D'altra parte, a condurre la battaglia dal ponte di comando della fregata americana vi è oggi una pattuglia di Master & Commander che appare particolarmente agguerrito, per un caso della storia o un indimostrabile disegno pregresso. Il gruppo di neoconservatori che guidano la politica dell'Amministrazione, il cosiddetto "War Cabinet" di Churchilliana reminiscenza, efficacemente evocato da James Mann nel suo "Rise of the Vulcanos"(edito da Vikings) - Cheney, Rumsfeld, Rice, Powell, Wolfowitz e Armitage - rappresenta una squadra di condottieri carismatici e professionali che ha pochi riscontri nelle vicende decisionali di uno stato moderno. L'unica analogia possibile può essere trovata nella leadership congiunta anglo-americana nella Seconda Guerra Mondiale. Normalmente sono le contingenze a svelare e favorire l'emergere di leader eccezionali, ma in questo caso siamo al cospetto di un'equipe che si è trovata in campo, ben equipaggiata ed allenata, addirittura "prima" che la partita decisiva avesse inizio. Su questa circostanza alcuni hanno elaborato ipotesi dietrologiche che non è il caso di evocare. Esulano completamente dal nostro tema. Forse il meno carismatico era proprio il comandante in capo, il presidente George W., che ha avuto comunque il notevole merito di coordinare bene la squadra e evitare eccessive frizioni fra i pivot. I risultati si sono visti. Ci vuole veramente l'impudenza della mistificazione più manipolata per contestarli, affermando ad esempio, come fa Kerry, che "l'amministrazione Bush ha condotto la politica estera più arrogante, inetta, spregiudicata e ideologica(?) della storia moderna degli Stati Uniti"(Financial Times, 12 marzo).

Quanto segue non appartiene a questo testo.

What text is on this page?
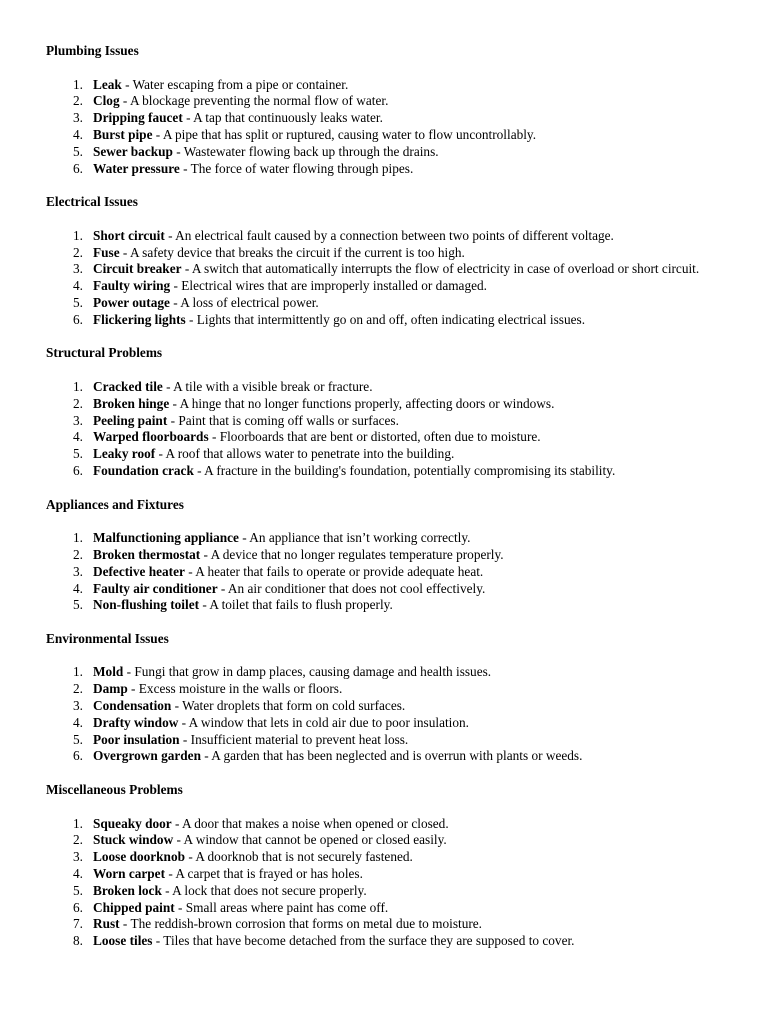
Plumbing Issues
1. Leak - Water escaping from a pipe or container.
2. Clog - A blockage preventing the normal flow of water.
3. Dripping faucet - A tap that continuously leaks water.
4. Burst pipe - A pipe that has split or ruptured, causing water to flow uncontrollably.
5. Sewer backup - Wastewater flowing back up through the drains.
6. Water pressure - The force of water flowing through pipes.
Electrical Issues
1. Short circuit - An electrical fault caused by a connection between two points of different voltage.
2. Fuse - A safety device that breaks the circuit if the current is too high.
3. Circuit breaker - A switch that automatically interrupts the flow of electricity in case of overload or short circuit.
4. Faulty wiring - Electrical wires that are improperly installed or damaged.
5. Power outage - A loss of electrical power.
6. Flickering lights - Lights that intermittently go on and off, often indicating electrical issues.
Structural Problems
1. Cracked tile - A tile with a visible break or fracture.
2. Broken hinge - A hinge that no longer functions properly, affecting doors or windows.
3. Peeling paint - Paint that is coming off walls or surfaces.
4. Warped floorboards - Floorboards that are bent or distorted, often due to moisture.
5. Leaky roof - A roof that allows water to penetrate into the building.
6. Foundation crack - A fracture in the building's foundation, potentially compromising its stability.
Appliances and Fixtures
1. Malfunctioning appliance - An appliance that isn’t working correctly.
2. Broken thermostat - A device that no longer regulates temperature properly.
3. Defective heater - A heater that fails to operate or provide adequate heat.
4. Faulty air conditioner - An air conditioner that does not cool effectively.
5. Non-flushing toilet - A toilet that fails to flush properly.
Environmental Issues
1. Mold - Fungi that grow in damp places, causing damage and health issues.
2. Damp - Excess moisture in the walls or floors.
3. Condensation - Water droplets that form on cold surfaces.
4. Drafty window - A window that lets in cold air due to poor insulation.
5. Poor insulation - Insufficient material to prevent heat loss.
6. Overgrown garden - A garden that has been neglected and is overrun with plants or weeds.
Miscellaneous Problems
1. Squeaky door - A door that makes a noise when opened or closed.
2. Stuck window - A window that cannot be opened or closed easily.
3. Loose doorknob - A doorknob that is not securely fastened.
4. Worn carpet - A carpet that is frayed or has holes.
5. Broken lock - A lock that does not secure properly.
6. Chipped paint - Small areas where paint has come off.
7. Rust - The reddish-brown corrosion that forms on metal due to moisture.
8. Loose tiles - Tiles that have become detached from the surface they are supposed to cover.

Il problema è che se i "Vulcanos" dovessero essere travolti da una sconfitta del loro capitano (o portavoce, se si preferisce) non si vede con chi potrebbero essere sostituiti. Kerry non ha oggi alcunché di paragonabile. Potrebbe mettere mano alla riserva dei "Beltway Bandits", come vengono denominate i frequentatori delle think tank di Washington, situate in genere lungo il suo raccordo anulare. Oppure recuperare qualche veterano della Presidenza Clinton, Richard Holbrooke, Sandy Berger. Ma si tratterebbe di un'operazione di patchworking, priva dello spessore intellettuale, ideologico e di coerenza della squadra repubblicana. Cambiare con energia il mondo, imponendo la modernità in certe sue parti che non l'hanno mai conosciuta e la rigettano a priori - danneggiando se stesse prime delle altre - non è un'operazione di maquillage politico, da riconfigurare all'occorrenza secondo i manuali di gestione organizzativa. Occorrono un enorme vigore propositivo, una tenacia quasi epica e una convinzione assoluta sulla giustezza e moralità della propria causa, tutte qualità d'altri tempi che sopravvivono solo dal lato repubblicano dello steccato elettorale. Almeno per questo genere di problematiche.